The International Energy Agency (IEA) estimates world electricity consumption will double by 2050.
Mitigating climate change, on the other hand, requires the world to reduce its carbon-dioxide emissions to half the 2000 level by 2050 in order to limit global warming to 2C.
The VTT Technical Research Centre of Finland claims nuclear-power technology is a suitable alternative for solving energy and climate problems.
More than 400 Finnish and international experts and practitioners will meet at Otaniemi in Espoo on 10 - 14 August to discuss the challenges of nuclear-power technology.
While energy demand is growing, the world's oil and gas resources are rapidly dwindling.
This means the world's energy system - more than 80 per cent of which is currently based on fossil fuels - will have to be altered radically by 2050.
At present, electricity production is responsible for about one-fourth of all carbon-dioxide emissions caused by humans and is the most rapidly growing source of greenhouse gases.
That is why, in electricity production in particular, efforts must be made to reduce carbon-dioxide emissions - the aim should be to produce electricity with no emissions at all.
This can be achieved efficiently, for example, by using nuclear power to generate electricity.
In its scenarios for curbing climate change, VTT has evaluated which electricity production technologies will be the most important worldwide by the middle of this century.
They are: wind power, existing fission-based nuclear power, carbon capture and storage (CCS) from the 2020s or 2030s onwards, and advanced combined production and co-combustion technologies using recycled fuels and biofuels.
Estimates indicate that advanced nuclear-power technologies will account for a growing percentage of the world's electricity production towards the end of the century.
These advanced technologies include new fission-based nuclear power-plant concepts that make more efficient use of uranium resources and early-stage fusion technology.
In addition to mitigating climate change, a significant future challenge for governments and a prime motivator in energy technology development will be securing the energy supply.
The energy supply must be secured for both industry and society at large by making use of all available energy sources, including waste.
This will create needs and opportunities for clean and cost-efficient energy technologies.
It is also important for energy-intensive industries to have energy available at a predictable price.
The nuclear renaissance has also been fuelled by demands for continuous improvement in nuclear safety.
International co-operation has been the mode adopted for safety improvements, as, for example, with the drawing up of safety requirements for materials, structures, components and systems.

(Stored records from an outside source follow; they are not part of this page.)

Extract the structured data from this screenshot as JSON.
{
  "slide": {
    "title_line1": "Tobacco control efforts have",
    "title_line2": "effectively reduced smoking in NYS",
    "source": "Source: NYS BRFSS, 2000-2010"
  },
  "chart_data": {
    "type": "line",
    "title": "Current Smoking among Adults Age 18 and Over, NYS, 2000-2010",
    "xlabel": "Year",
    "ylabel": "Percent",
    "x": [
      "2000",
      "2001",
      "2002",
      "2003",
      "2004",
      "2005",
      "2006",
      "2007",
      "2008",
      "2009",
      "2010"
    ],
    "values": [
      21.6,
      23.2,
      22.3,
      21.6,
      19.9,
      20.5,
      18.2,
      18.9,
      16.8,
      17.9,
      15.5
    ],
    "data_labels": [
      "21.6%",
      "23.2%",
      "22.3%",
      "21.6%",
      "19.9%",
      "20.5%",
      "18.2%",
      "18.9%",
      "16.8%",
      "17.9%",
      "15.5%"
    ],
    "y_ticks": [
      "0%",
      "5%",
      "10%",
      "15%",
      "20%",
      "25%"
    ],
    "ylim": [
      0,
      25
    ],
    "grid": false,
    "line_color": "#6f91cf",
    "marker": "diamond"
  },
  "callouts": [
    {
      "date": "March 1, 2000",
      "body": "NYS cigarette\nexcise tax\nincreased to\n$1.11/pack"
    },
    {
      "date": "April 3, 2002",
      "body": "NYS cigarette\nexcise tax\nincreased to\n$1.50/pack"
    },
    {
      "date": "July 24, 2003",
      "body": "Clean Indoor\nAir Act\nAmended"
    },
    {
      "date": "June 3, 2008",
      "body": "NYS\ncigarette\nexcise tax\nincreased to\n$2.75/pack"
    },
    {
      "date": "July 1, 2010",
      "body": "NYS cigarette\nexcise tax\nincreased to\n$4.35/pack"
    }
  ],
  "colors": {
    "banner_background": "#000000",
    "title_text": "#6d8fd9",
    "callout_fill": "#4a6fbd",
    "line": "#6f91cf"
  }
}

Practitioners in various countries have worked together to develop reactor materials and structures, other technical safety measures and the design of entire power plants.
New nuclear power plants will be better able to withstand natural disasters, for example.
There is also an internationally acknowledged need for universities to increase the amount of basic nuclear technology training and further training of experts.
From 10 - 14 August, more than 400 international nuclear-power researchers and practitioners from more than 30 countries will meet at Otaniemi in Espoo for the 20th Structural Mechanics in Reactor Technology conference (Smirt 20).
The themes at Smirt will include material, structure and system design in new reactors and particularly their modelling and simulation in various situations of usage and disruption.
At the conference, new technology solutions will be presented thanks to which nuclear power will become a safer and more viable alternative for energy production and a means for mitigating climate change.
VTT will host the Smirt conference with Helsinki University of Technology and the support of Finnish nuclear-power operators.
The conference is a biennial event organised by the International Association for Structural Mechanics in Reactor Technology (IASmirt).
The Smirt conference now being held in Finland is the 20th conference of its kind and the first to be organised in the Nordic countries.